(Español) President Trump’s recent visit to the border at Calexico has flared the tensions regarding the immigration debate. The visit is to promote a section of the president’s wall his administration insists has been completed as a portion of the long promoted wall, although the fencing along the border has been there for decades. Recently the fencing has received a remodel to replace the solid paneling with slats so border agents can now see across the border into Mexico. The president’s visit has brought out fears from locals regarding his recent threats to close the southwestern border. At the southwest border, workers legally cross the border every day to go between work and home.
The workers described how the closing of the border would affect their everyday life. Many would no longer be able to cross the border to work at their agricultural job or would be forced to permanently relocate to Mexico to be with their families. Additionally, farm owners in Calexico would also greatly feel the impact of any border shutdown. Many rely on workers from across the border to be able to harvest and tend their crops, with many fearing the farms would not be able to survive any shutdown due to the lack of workers. Although most of the farmers see immigration reform as a necessity, nearly none agree they border shutdown or threats will truly affect anything.

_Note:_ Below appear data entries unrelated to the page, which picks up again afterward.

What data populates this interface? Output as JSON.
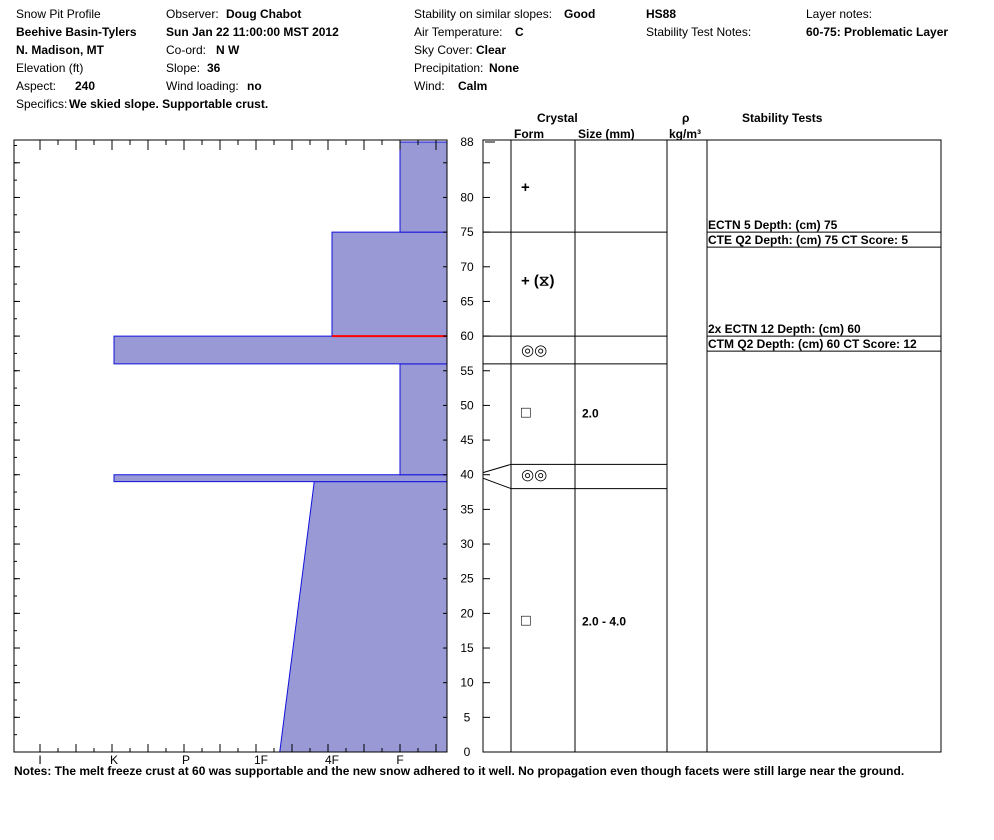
{
  "header": {
    "title": "Snow Pit Profile",
    "location_name": "Beehive Basin-Tylers",
    "region": "N. Madison, MT",
    "elevation_label": "Elevation (ft)",
    "aspect_label": "Aspect:",
    "aspect_value": "240",
    "specifics_label": "Specifics:",
    "specifics_value": "We skied slope. Supportable crust.",
    "observer_label": "Observer:",
    "observer_value": "Doug Chabot",
    "datetime": "Sun Jan 22 11:00:00 MST 2012",
    "coord_label": "Co-ord:",
    "coord_value": "N  W",
    "slope_label": "Slope:",
    "slope_value": "36",
    "wind_loading_label": "Wind loading:",
    "wind_loading_value": "no",
    "stability_label": "Stability on similar slopes:",
    "stability_value": "Good",
    "air_temp_label": "Air Temperature:",
    "air_temp_value": "C",
    "sky_label": "Sky Cover:",
    "sky_value": "Clear",
    "precip_label": "Precipitation:",
    "precip_value": "None",
    "wind_label": "Wind:",
    "wind_value": "Calm",
    "hs": "HS88",
    "stability_test_notes_label": "Stability Test Notes:",
    "layer_notes_label": "Layer notes:",
    "layer_notes_value": "60-75: Problematic Layer"
  },
  "columns": {
    "crystal": "Crystal",
    "form": "Form",
    "size": "Size (mm)",
    "rho": "ρ",
    "rho_unit": "kg/m³",
    "stability_tests": "Stability Tests"
  },
  "notes": "Notes:  The melt freeze crust at 60 was supportable and the new snow adhered to it well. No propagation even though facets were still large near the ground.",
  "chart_data": {
    "type": "area",
    "title": "Snow Pit Profile",
    "y_axis": {
      "label": "",
      "range": [
        0,
        88
      ],
      "ticks": [
        "0",
        "5",
        "10",
        "15",
        "20",
        "25",
        "30",
        "35",
        "40",
        "45",
        "50",
        "55",
        "60",
        "65",
        "70",
        "75",
        "80",
        "88"
      ]
    },
    "x_axis": {
      "label": "",
      "ticks": [
        "I",
        "K",
        "P",
        "1F",
        "4F",
        "F"
      ],
      "note": "hand hardness, plotted from right (F) to left (I)"
    },
    "hardness_scale": [
      "F",
      "4F",
      "1F",
      "P",
      "K",
      "I"
    ],
    "hardness_layers": [
      {
        "bottom": 0,
        "top": 39,
        "hardness_bottom": "1F-",
        "hardness_top": "4F+"
      },
      {
        "bottom": 39,
        "top": 40,
        "hardness": "K"
      },
      {
        "bottom": 40,
        "top": 56,
        "hardness": "F"
      },
      {
        "bottom": 56,
        "top": 60,
        "hardness": "K"
      },
      {
        "bottom": 60,
        "top": 75,
        "hardness": "4F"
      },
      {
        "bottom": 75,
        "top": 88,
        "hardness": "F"
      }
    ],
    "problem_layer_depth": 60,
    "problem_layer_color": "#ff0000",
    "fill_color": "#9999d6",
    "line_color": "#1111dd",
    "layer_boundaries": [
      75,
      60,
      56,
      41.5,
      38
    ],
    "crystals": [
      {
        "depth": 81.5,
        "form": "+",
        "size": ""
      },
      {
        "depth": 68,
        "form": "+ (⧖)",
        "size": ""
      },
      {
        "depth": 58,
        "form": "◎◎",
        "size": ""
      },
      {
        "depth": 49,
        "form": "□",
        "size": "2.0"
      },
      {
        "depth": 40,
        "form": "◎◎",
        "size": ""
      },
      {
        "depth": 19,
        "form": "□",
        "size": "2.0 - 4.0"
      }
    ],
    "stability_tests": [
      {
        "depth": 75,
        "lines": [
          "ECTN 5   Depth: (cm) 75",
          "CTE Q2 Depth: (cm) 75 CT Score: 5"
        ]
      },
      {
        "depth": 60,
        "lines": [
          "2x ECTN 12   Depth: (cm) 60",
          "CTM Q2 Depth: (cm) 60 CT Score: 12"
        ]
      }
    ]
  }
}
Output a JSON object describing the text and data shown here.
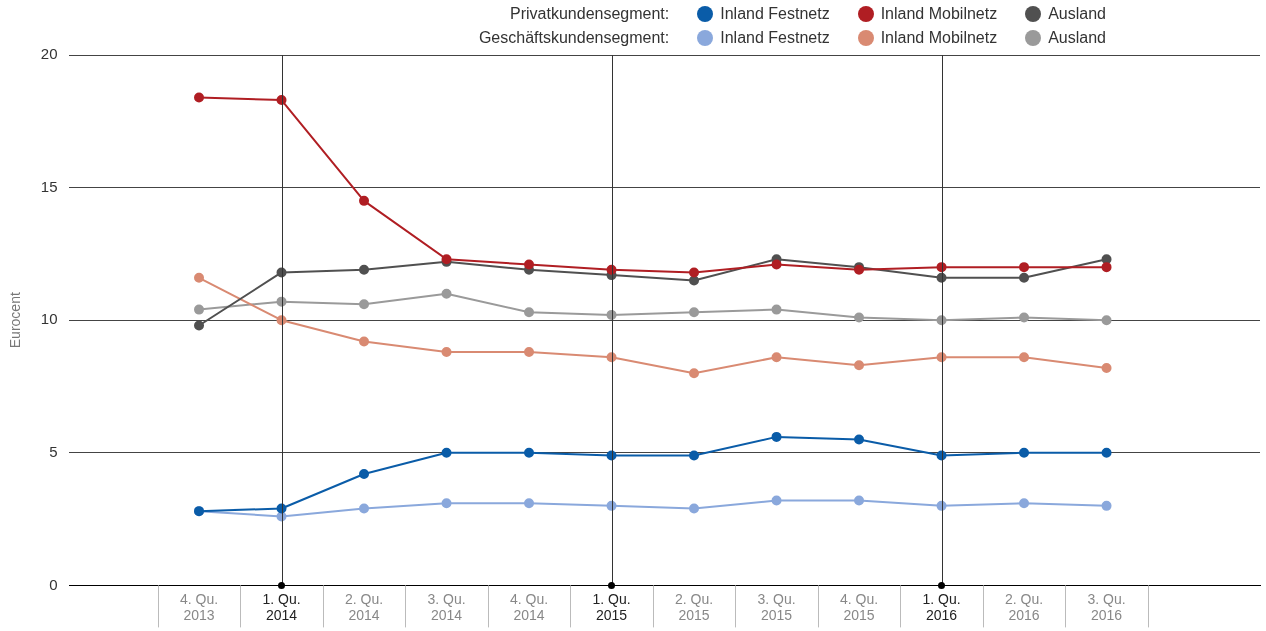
{
  "chart_data": {
    "type": "line",
    "ylabel": "Eurocent",
    "categories": [
      "4. Qu. 2013",
      "1. Qu. 2014",
      "2. Qu. 2014",
      "3. Qu. 2014",
      "4. Qu. 2014",
      "1. Qu. 2015",
      "2. Qu. 2015",
      "3. Qu. 2015",
      "4. Qu. 2015",
      "1. Qu. 2016",
      "2. Qu. 2016",
      "3. Qu. 2016"
    ],
    "series": [
      {
        "name": "Inland Festnetz",
        "color": "#0a5ca8",
        "values": [
          2.8,
          2.9,
          4.2,
          5.0,
          5.0,
          4.9,
          4.9,
          5.6,
          5.5,
          4.9,
          5.0,
          5.0
        ]
      },
      {
        "name": "Inland Mobilnetz",
        "color": "#b01e23",
        "values": [
          18.4,
          18.3,
          14.5,
          12.3,
          12.1,
          11.9,
          11.8,
          12.1,
          11.9,
          12.0,
          12.0,
          12.0
        ]
      },
      {
        "name": "Ausland",
        "color": "#505050",
        "values": [
          9.8,
          11.8,
          11.9,
          12.2,
          11.9,
          11.7,
          11.5,
          12.3,
          12.0,
          11.6,
          11.6,
          12.3
        ]
      },
      {
        "name": "Inland Festnetz",
        "color": "#8aa8dc",
        "values": [
          2.8,
          2.6,
          2.9,
          3.1,
          3.1,
          3.0,
          2.9,
          3.2,
          3.2,
          3.0,
          3.1,
          3.0
        ]
      },
      {
        "name": "Inland Mobilnetz",
        "color": "#d98a72",
        "values": [
          11.6,
          10.0,
          9.2,
          8.8,
          8.8,
          8.6,
          8.0,
          8.6,
          8.3,
          8.6,
          8.6,
          8.2
        ]
      },
      {
        "name": "Ausland",
        "color": "#9a9a9a",
        "values": [
          10.4,
          10.7,
          10.6,
          11.0,
          10.3,
          10.2,
          10.3,
          10.4,
          10.1,
          10.0,
          10.1,
          10.0
        ]
      }
    ],
    "annotations": [
      "Privatkundensegment:",
      "Geschäftskundensegment:"
    ],
    "ylim": [
      0,
      20
    ],
    "yticks": [
      0,
      5,
      10,
      15,
      20
    ],
    "grid": "y",
    "legend": "top right",
    "marker": "circle",
    "line_style": "solid",
    "ref_lines": [
      {
        "axis": "x",
        "value": "1. Qu. 2014",
        "color": "#333333"
      },
      {
        "axis": "x",
        "value": "1. Qu. 2015",
        "color": "#333333"
      },
      {
        "axis": "x",
        "value": "1. Qu. 2016",
        "color": "#333333"
      }
    ]
  }
}
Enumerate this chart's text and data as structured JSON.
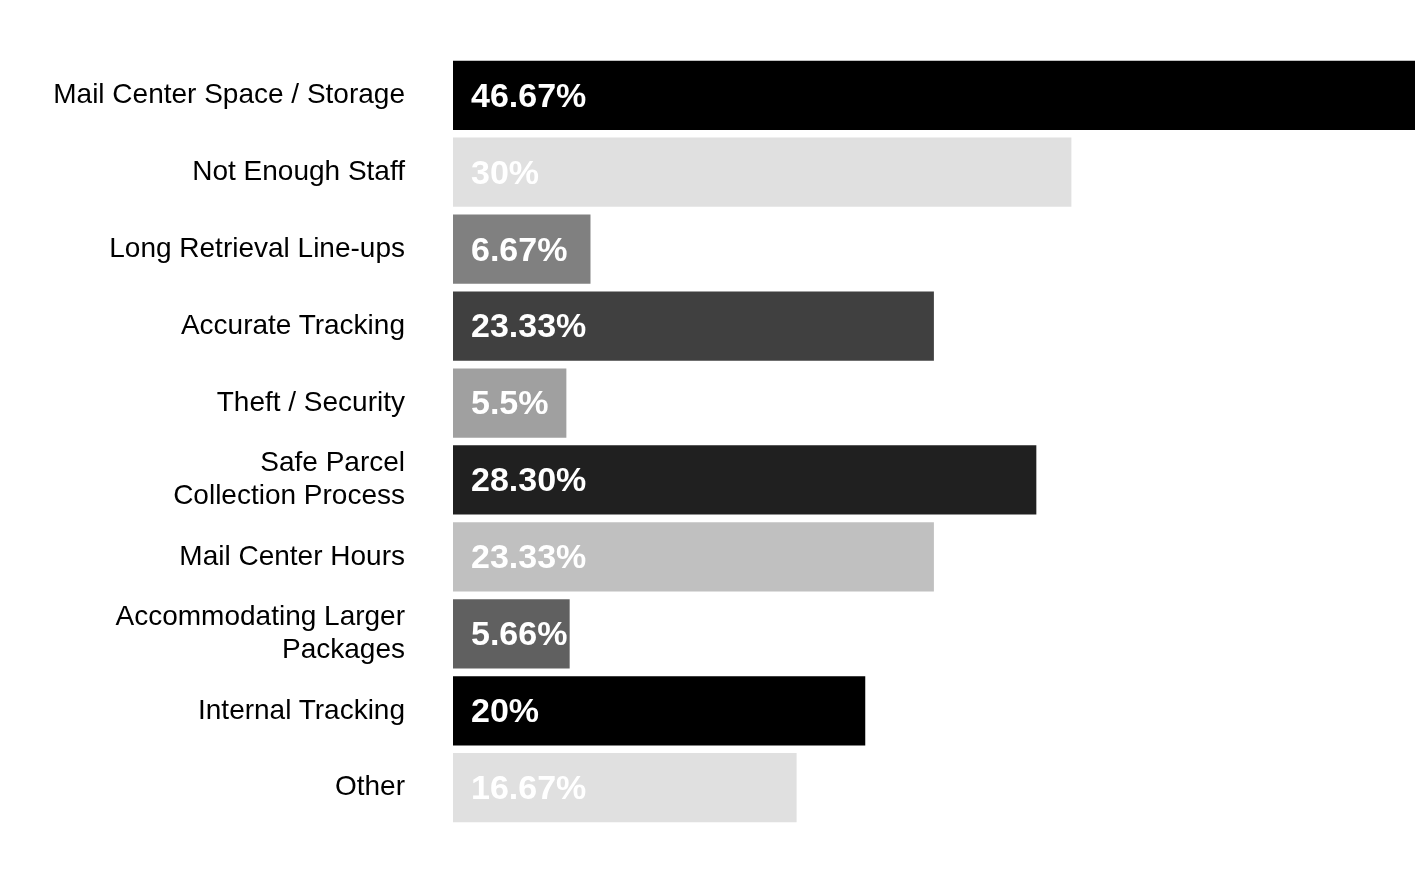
{
  "chart_data": {
    "type": "bar",
    "orientation": "horizontal",
    "categories": [
      "Mail Center Space / Storage",
      "Not Enough Staff",
      "Long Retrieval Line-ups",
      "Accurate Tracking",
      "Theft / Security",
      "Safe Parcel\nCollection Process",
      "Mail Center Hours",
      "Accommodating Larger\nPackages",
      "Internal Tracking",
      "Other"
    ],
    "values": [
      46.67,
      30,
      6.67,
      23.33,
      5.5,
      28.3,
      23.33,
      5.66,
      20,
      16.67
    ],
    "value_labels": [
      "46.67%",
      "30%",
      "6.67%",
      "23.33%",
      "5.5%",
      "28.30%",
      "23.33%",
      "5.66%",
      "20%",
      "16.67%"
    ],
    "colors": [
      "#000000",
      "#e0e0e0",
      "#808080",
      "#404040",
      "#a0a0a0",
      "#202020",
      "#c0c0c0",
      "#606060",
      "#000000",
      "#e0e0e0"
    ],
    "legend": false
  }
}
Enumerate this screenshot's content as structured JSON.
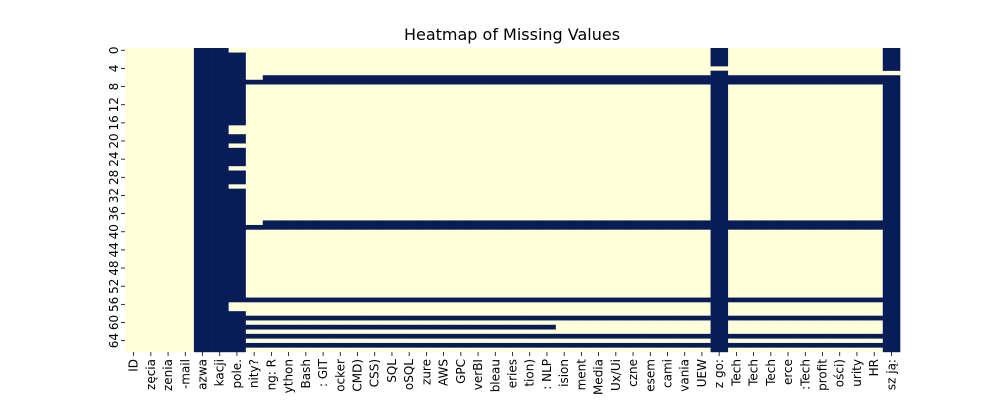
{
  "chart_data": {
    "type": "heatmap",
    "title": "Heatmap of Missing Values",
    "xlabel": "",
    "ylabel": "",
    "colors": {
      "present": "#ffffd9",
      "missing": "#081d58"
    },
    "row_count": 67,
    "y_tick_labels": [
      "0",
      "4",
      "8",
      "12",
      "16",
      "20",
      "24",
      "28",
      "32",
      "36",
      "40",
      "44",
      "48",
      "52",
      "56",
      "60",
      "64"
    ],
    "x_tick_labels": [
      "ID",
      "zęcia",
      "zenia",
      "-mail",
      "azwa",
      "kacji",
      "pole.",
      "nity?",
      "ng: R",
      "ython",
      "Bash",
      ": GIT",
      "ocker",
      "CMD)",
      "CSS)",
      "SQL",
      "oSQL",
      "zure",
      "AWS",
      "GPC",
      "verBI",
      "bleau",
      "eries",
      "tion)",
      ": NLP",
      "ision",
      "ment",
      "Media",
      "Ux/Ui",
      "czne",
      "esem",
      "cami",
      "vania",
      "UEW",
      "z go:",
      "Tech",
      "Tech",
      "Tech",
      "erce",
      ":Tech",
      "profit",
      "ości)",
      "urity",
      "HR",
      "sz ją:"
    ],
    "fully_missing_columns": [
      4,
      5
    ],
    "missing_rows_by_column": {
      "6": [
        1,
        2,
        3,
        4,
        5,
        6,
        7,
        8,
        9,
        10,
        11,
        12,
        13,
        14,
        15,
        16,
        19,
        20,
        22,
        23,
        24,
        25,
        27,
        28,
        29,
        31,
        32,
        33,
        34,
        35,
        36,
        37,
        38,
        39,
        40,
        41,
        42,
        43,
        44,
        45,
        46,
        47,
        48,
        49,
        50,
        51,
        52,
        53,
        54,
        55,
        58,
        59,
        60,
        61,
        62,
        63,
        64,
        65,
        66
      ],
      "34": [
        0,
        1,
        2,
        3,
        5,
        6,
        7,
        8,
        9,
        10,
        11,
        12,
        13,
        14,
        15,
        16,
        17,
        18,
        19,
        20,
        21,
        22,
        23,
        24,
        25,
        26,
        27,
        28,
        29,
        30,
        31,
        32,
        33,
        34,
        35,
        36,
        37,
        38,
        39,
        40,
        41,
        42,
        43,
        44,
        45,
        46,
        47,
        48,
        49,
        50,
        51,
        52,
        53,
        54,
        56,
        57,
        58,
        59,
        60,
        61,
        62,
        63,
        64,
        65,
        66
      ],
      "44": [
        0,
        1,
        2,
        3,
        4,
        6,
        7,
        8,
        9,
        10,
        11,
        12,
        13,
        14,
        15,
        16,
        17,
        18,
        19,
        20,
        21,
        22,
        23,
        24,
        25,
        26,
        27,
        28,
        29,
        30,
        31,
        32,
        33,
        34,
        35,
        36,
        37,
        38,
        39,
        40,
        41,
        42,
        43,
        44,
        45,
        46,
        47,
        48,
        49,
        50,
        51,
        52,
        53,
        54,
        55,
        56,
        57,
        58,
        59,
        60,
        61,
        62,
        63,
        64,
        65,
        66
      ]
    },
    "fully_missing_rows_from_column": {
      "7": [
        7,
        39,
        55,
        59,
        63,
        65
      ],
      "8": [
        6,
        38
      ]
    },
    "partial_missing_rows": [
      {
        "row": 61,
        "from_column": 7,
        "to_column": 24
      }
    ]
  }
}
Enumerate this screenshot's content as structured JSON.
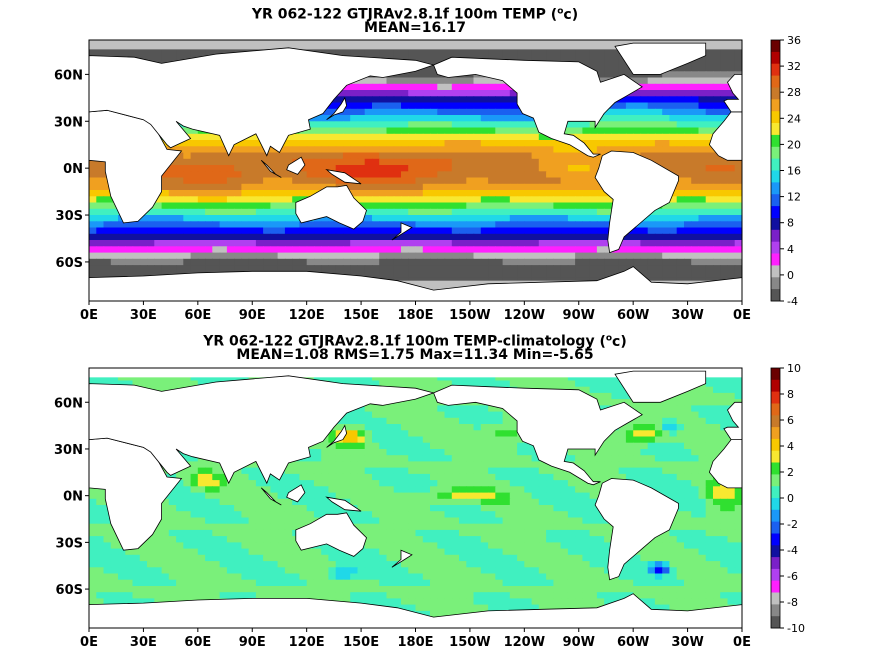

Further stressing the pressures at the border, border patrol agents are being relocated from Calexico to handle the influx of migrants to other portions of the southern border, such as San Diego and El Paso. This has caused wait times of up to seven hours to cross into the United States. This has hurt businesses the rely on border crossers in Mexicali, as well as in Calexico. Despite the surge of migrants seeking asylum in the United States, and the administration’s attempt to change the rules for asylum seekers, Calexico has still not seen the surge other portions of the border have.